Карлтон развернул карту, и у него екнуло сердце — что за путаница линий, красок, крохотных цифр! Карта словно бросала ему вызов. Никогда в жизни он подобного не видел.
Это было в половине седьмого. В девять он катил уже далеко по той самой дороге. Он со вчерашнего дня ничего не ел и теперь смотрел на придорожные рестораны (почти все они еще не открывались), точно и они тоже бросали ему вызов. Он проезжал какие-то городишки, вывески с названиями при въезде столько всего обещали, и в каждом — тоже вызов. В любом можно остановить машину и просто сидеть и ждать… или и вовсе бросить машину и затеряться там и обо всем позабыть. Так много всего надо обдумать. И за городом тот же соблазн: буйно разросшаяся яркая зелень, слоистая кроваво-красная глина на обочинах дороги, невысокое голубое небо, затянутое влажной дымкой, словно готовое вскоре пролиться дождем, кое-где неприхотливые, без затей дома и фермы, где люди, которых он не знает ни в лицо, ни по имени, тихо и мирно живут долгие, долгие годы… Карлтон в который уже раз помотал головой, пытаясь избавиться от этих мыслей. Так повторялось опять и опять, всякий раз ему казалось, будто он очнулся от сна, и раз от разу солнце светило ярче, и на капоте старой машины, в тех местах, где не было ржавчины, все больше вспыхивало слепящих бликов, и знакомая боль в желудке тоже просыпалась и лениво, исподволь готовилась к долгому дню. Наконец пришлось остановиться в каком-то городке с незнакомым названием. Карлтон прикупил бензина. Спросил заодно, не продадут ли ему темные очки от солнца, — в этом было что-то постыдное, и он почувствовал, что стыд отразился на лице. Но человек с заправочной станции ничего не заметил и вынес пластмассовые очки в белой оправе; других у него не было. Карлтон купил их, надел, и его жуть взяла, так все кругом стало странно — будто он смотрел на город чьими-то чужими глазами. Кругозор стеснили темно-зеленые стекла, а за широкой белой оправой, заслоняющей глаза с боков, и вовсе ничего не было видно. Ужас перехватил ему горло.
— Славно припекает нынче, — сказал заправщик, потрогал пальцами капот и отдернул руку, будто обжегся.

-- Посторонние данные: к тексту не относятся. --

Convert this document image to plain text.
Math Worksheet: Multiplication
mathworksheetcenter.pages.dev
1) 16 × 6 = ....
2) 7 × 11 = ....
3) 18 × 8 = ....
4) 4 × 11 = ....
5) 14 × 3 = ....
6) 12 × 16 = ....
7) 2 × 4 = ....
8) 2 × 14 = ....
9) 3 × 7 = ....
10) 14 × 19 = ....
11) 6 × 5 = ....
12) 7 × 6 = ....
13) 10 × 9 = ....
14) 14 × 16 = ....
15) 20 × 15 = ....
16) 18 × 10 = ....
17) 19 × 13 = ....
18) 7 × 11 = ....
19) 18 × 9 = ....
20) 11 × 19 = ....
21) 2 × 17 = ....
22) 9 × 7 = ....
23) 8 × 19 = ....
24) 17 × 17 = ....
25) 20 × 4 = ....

Карлтон ему позавидовал — знай посиживай в своем гаражике, ничего не надо делать, ни о чем не надо думать. Но тотчас ощутил презрение и одолел зависть. И возненавидел этого человека, как ненавидел всех на свете, кроме самого себя.
В десять он все еще вел машину, и в половине одиннадцатого тоже, но больше не давал себе труда угадывать время. Угадать несложно, этому поневоле научишься, если целыми днями напролет собираешь поспевшие овощи и плоды и солнце с утра до ночи с тобой, важно только замечать, куда оно передвинулось по небу. А вот сейчас над ним словно движется не то всегдашнее, привычное солнце. То солнце всходило и заходило над полями, а это — ярко-белое, раскаленное — молотом бьет по нему, по старой машине, будто в лад с тяжелым биением в желудке. Две колотящиеся боли пробиваются друг к другу, чтоб слиться в одну.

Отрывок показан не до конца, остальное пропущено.